Gaddafi forces shell Misurata

Gaddafi forces shell Misurata

A mortar attack by forces loyal to Libyan leader Muammar Gaddafi killed at least one person and wounded several others in Misurata early on Sunday morning.

Two mortar shells hit a building that had previously been used to treat the wounded, but patients and medical staff had left a few days ago, a resident told the Reuters news agency.
Ambulances carrying an unknown number of wounded were arriving at a new building being used as a makeshift hospital, the witness said after the shelling.
A man named Ayman who said he was a doctor in Misurata told BBC Radio that the clinic was overwhelmed.
"We have one killed, three in the operating room now, one with an amputated leg, we have one in ICU (intensive care) because of shell fragments in his chest and we have six wounded with different wounds and they are waiting for an operation but we have only three operating rooms," he said.
Misurata is Libya's third-largest city and the last major hold out for opposition fighters who have been resisting bombardment and attacks from Gaddafi's troops for weeks.
'Accidental' strike
On Sunday, Libya's opposition fighters also admitted that a NATO air strike near Brega that killed at least 13 opposition fighters on Friday had been caused by an opposition fighter firing an anti-aircraft gun into the sky during a NATO sortie in the area. The man had apparently been firing in celebration, since opposition forces had advanced into Brega, and an opposition spokesman apologized for the incident.
"The leadership is working on preventing a reoccurrence," spokesman Abdulhafiz Ghoga said, adding that Brega "is fully under the control of the opposition".
Brega has been the scene of intense exchanges over the past few days when pro-Gaddafi forces returned after being driven out by opposition forces.
But it has been unclear since Thursday who actually held the town, with anti-Gaddafi forces regrouping in Ajdabiya, about 80km the east.
Earlier, a civilian official said the dead civilians were an ambulance driver and three medical students from Libya's second city of Benghazi.
They had been part of an opposition convoy of five or six vehicles, said Issa Khamis, liaison officer for the opposition's transitional government in the town of Ajdabiya, east of Brega.
Friday's air strike came as opposition fighters shot tracer fire into the air to celebrate the entry of an advance column into Brega.
"It was a mistake" by the opposition fighters, Khamis said. "The aircraft thought they were coming under attack and fired on the convoy."
NATO concerns
A spokeswoman for NATO, which leads the coalition enforcing the no-fly zone over Libya and protecting civilians from attack, said it was checking details of the incident.
"We are looking into these reports.

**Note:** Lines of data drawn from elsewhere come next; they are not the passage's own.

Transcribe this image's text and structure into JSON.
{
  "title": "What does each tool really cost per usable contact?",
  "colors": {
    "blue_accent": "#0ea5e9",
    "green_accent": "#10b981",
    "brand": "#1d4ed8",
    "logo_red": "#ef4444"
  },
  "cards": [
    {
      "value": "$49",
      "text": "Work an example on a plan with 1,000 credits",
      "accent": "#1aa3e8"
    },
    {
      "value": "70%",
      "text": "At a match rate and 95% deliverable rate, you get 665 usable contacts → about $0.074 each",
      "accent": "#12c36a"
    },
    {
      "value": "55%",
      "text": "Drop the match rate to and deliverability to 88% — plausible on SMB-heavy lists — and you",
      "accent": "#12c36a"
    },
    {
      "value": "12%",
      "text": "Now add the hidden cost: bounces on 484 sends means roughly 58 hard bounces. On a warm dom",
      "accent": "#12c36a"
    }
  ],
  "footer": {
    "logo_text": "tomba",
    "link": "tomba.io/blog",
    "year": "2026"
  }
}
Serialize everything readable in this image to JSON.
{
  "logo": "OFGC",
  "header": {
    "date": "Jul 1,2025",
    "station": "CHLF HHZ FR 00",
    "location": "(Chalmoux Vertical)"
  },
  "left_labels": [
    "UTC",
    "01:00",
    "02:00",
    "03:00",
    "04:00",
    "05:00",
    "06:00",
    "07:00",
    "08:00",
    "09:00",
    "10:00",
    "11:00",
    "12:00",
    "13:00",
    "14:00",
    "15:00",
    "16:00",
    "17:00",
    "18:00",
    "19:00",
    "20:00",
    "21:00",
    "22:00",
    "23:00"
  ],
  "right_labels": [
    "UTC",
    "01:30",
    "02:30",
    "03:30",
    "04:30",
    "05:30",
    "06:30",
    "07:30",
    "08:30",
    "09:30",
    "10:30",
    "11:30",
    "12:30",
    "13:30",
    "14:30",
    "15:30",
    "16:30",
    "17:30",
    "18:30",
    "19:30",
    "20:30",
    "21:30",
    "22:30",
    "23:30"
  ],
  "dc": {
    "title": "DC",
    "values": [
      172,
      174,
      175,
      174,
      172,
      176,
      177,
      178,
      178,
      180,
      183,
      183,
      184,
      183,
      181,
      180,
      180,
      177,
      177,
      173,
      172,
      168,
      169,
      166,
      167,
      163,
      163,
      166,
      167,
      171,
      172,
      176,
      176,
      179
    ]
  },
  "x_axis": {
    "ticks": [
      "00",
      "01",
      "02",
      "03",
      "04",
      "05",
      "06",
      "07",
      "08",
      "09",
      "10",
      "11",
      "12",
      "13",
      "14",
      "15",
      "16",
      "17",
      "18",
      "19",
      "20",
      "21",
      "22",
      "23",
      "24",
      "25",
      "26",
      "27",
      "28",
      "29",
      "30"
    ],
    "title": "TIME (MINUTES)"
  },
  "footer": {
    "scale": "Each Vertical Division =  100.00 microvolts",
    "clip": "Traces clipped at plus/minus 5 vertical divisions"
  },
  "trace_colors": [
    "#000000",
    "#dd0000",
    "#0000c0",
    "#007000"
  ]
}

We are always concerned by reports of civilian casualties. NATO's mission is to protect civilians and civilian areas from the threat of attack," said Oana Lungescu, adding that no formal investigation has been launched.
Speaking to Al Jazeera earlier, Mustafa Gheriani, a Transitional National Council spokesman, said the loss of lives on Friday was very much regretted.
"However, we understand that collateral damage may also take place and we do accept it, because we look at the big picture which saving more lives.
The Libyan government, meanwhile, has produced a video said to show civilians, including women and children, in a Brega hospital. They are believed to have been wounded as they tried to escape the air strikes.
Doctors say more than 240 people have been killed and over 1,000 wounded in Misurata in the last month alone, as a counter-offensive by Gaddafi's troops raised the number of casualties.
On Saturday, the first three Swedish fighter jets landed in Italy as the Nordic country joins the NATO-led no-fly zone operation over Libya. Five more will leave for the mission on Sunday, Rickard Wissman, an air force spokesman, said.
PHOTO CAPTION
Revolution fighters pray at the graves of around 10 fellow fighters who were killed in a coalition airstrike on a group of vehicles along the road between Ajdabiyah and Brega April 2, 2011.